The most noticeable change in the last 24 months has been the subtle changes in Daniel Farke’s language. Back then he had a mantra of “our little miracle” being needed if Norwich were to stay up. He hasn’t said that this season because he knows he’s been backed.

The head coach needs to jump start his yellow and green bandwagon quickly. Most fans would dearly love him to get a good grip on the steering wheel once more and turn it all around but the red warning light is definitely on.


Do you speak Klingon?

While Norwich City were toiling away at Everton The Norfolk Showground was being filled with some actual superheroes.

It was the return of NORCON at the weekend, a big festival for fans of TV, films and comics.

The website sells it as an event for people who love “Batman, Iron Man, Doctor Who or any other type of complete ‘Nerdity’”. It’s not my world at all but I had to do an interview to preview it on the radio a few weeks ago.

During that chat I had a sudden realisation that I may have more in common with people who like Cosplay than previously thought.

Going around dressed up as Batman, Superman or Darth Vader is often seen as eccentric behaviour. Yet we never question the idea of going to Carrow Road wearing a Norwich shirt with ‘PUKKI 22’ on the back.

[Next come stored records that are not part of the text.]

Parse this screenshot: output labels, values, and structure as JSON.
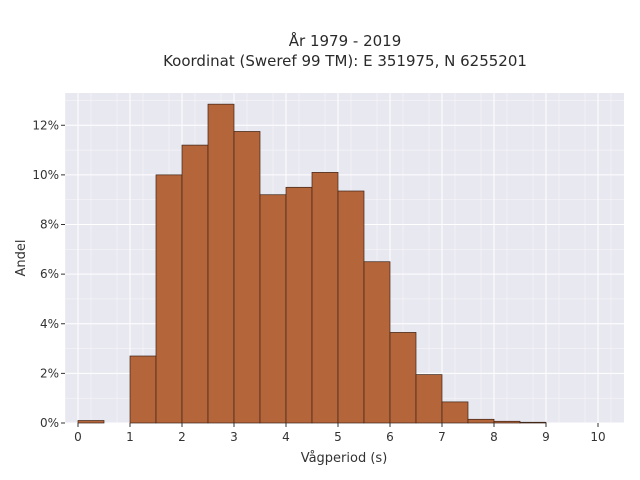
{
  "chart_data": {
    "type": "bar",
    "title_line1": "År 1979 - 2019",
    "title_line2": "Koordinat (Sweref 99 TM): E 351975, N 6255201",
    "xlabel": "Vågperiod (s)",
    "ylabel": "Andel",
    "bin_width": 0.5,
    "bin_starts": [
      0,
      0.5,
      1,
      1.5,
      2,
      2.5,
      3,
      3.5,
      4,
      4.5,
      5,
      5.5,
      6,
      6.5,
      7,
      7.5,
      8,
      8.5,
      9,
      9.5
    ],
    "values": [
      0.1,
      0,
      2.7,
      10.0,
      11.2,
      12.85,
      11.75,
      9.2,
      9.5,
      10.1,
      9.35,
      6.5,
      3.65,
      1.95,
      0.85,
      0.15,
      0.07,
      0.03,
      0,
      0
    ],
    "xlim": [
      -0.25,
      10.5
    ],
    "ylim": [
      0,
      13.3
    ],
    "x_ticks": [
      0,
      1,
      2,
      3,
      4,
      5,
      6,
      7,
      8,
      9,
      10
    ],
    "x_tick_labels": [
      "0",
      "1",
      "2",
      "3",
      "4",
      "5",
      "6",
      "7",
      "8",
      "9",
      "10"
    ],
    "y_ticks": [
      0,
      2,
      4,
      6,
      8,
      10,
      12
    ],
    "y_tick_labels": [
      "0%",
      "2%",
      "4%",
      "6%",
      "8%",
      "10%",
      "12%"
    ],
    "grid": true,
    "bar_color": "#b5653a",
    "bar_edge_color": "#3d2417",
    "background_color": "#e8e8f0",
    "grid_color": "#ffffff"
  }
}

I am no more likely to score an important penalty in front of The Barclay than I am to defend Gotham City from The Joker.

A few years ago my wife and I went to the Horse of the Year Show at The NEC in Birmingham. It happened to be on the same weekend as a big Star Trek convention in one of the other halls. The shuttle bus from the car park to the exhibition centre was hilarious.

On one side you had all the people in their best equestrian fashion. Hunter wellies, gilets and breeches galore. The other side of the bus featured those dressed up for a voyage on The Starship Enterprise. The two tribes didn’t really communicate during the short journey. There was an unspoken sense of “What are they wearing? I could never go out dressed like that” from either side of the bus.

Then the doors opened and off we went. Some to speak Klingon and others wondering whether their favourite rider would be able to do so over the challenging jumps.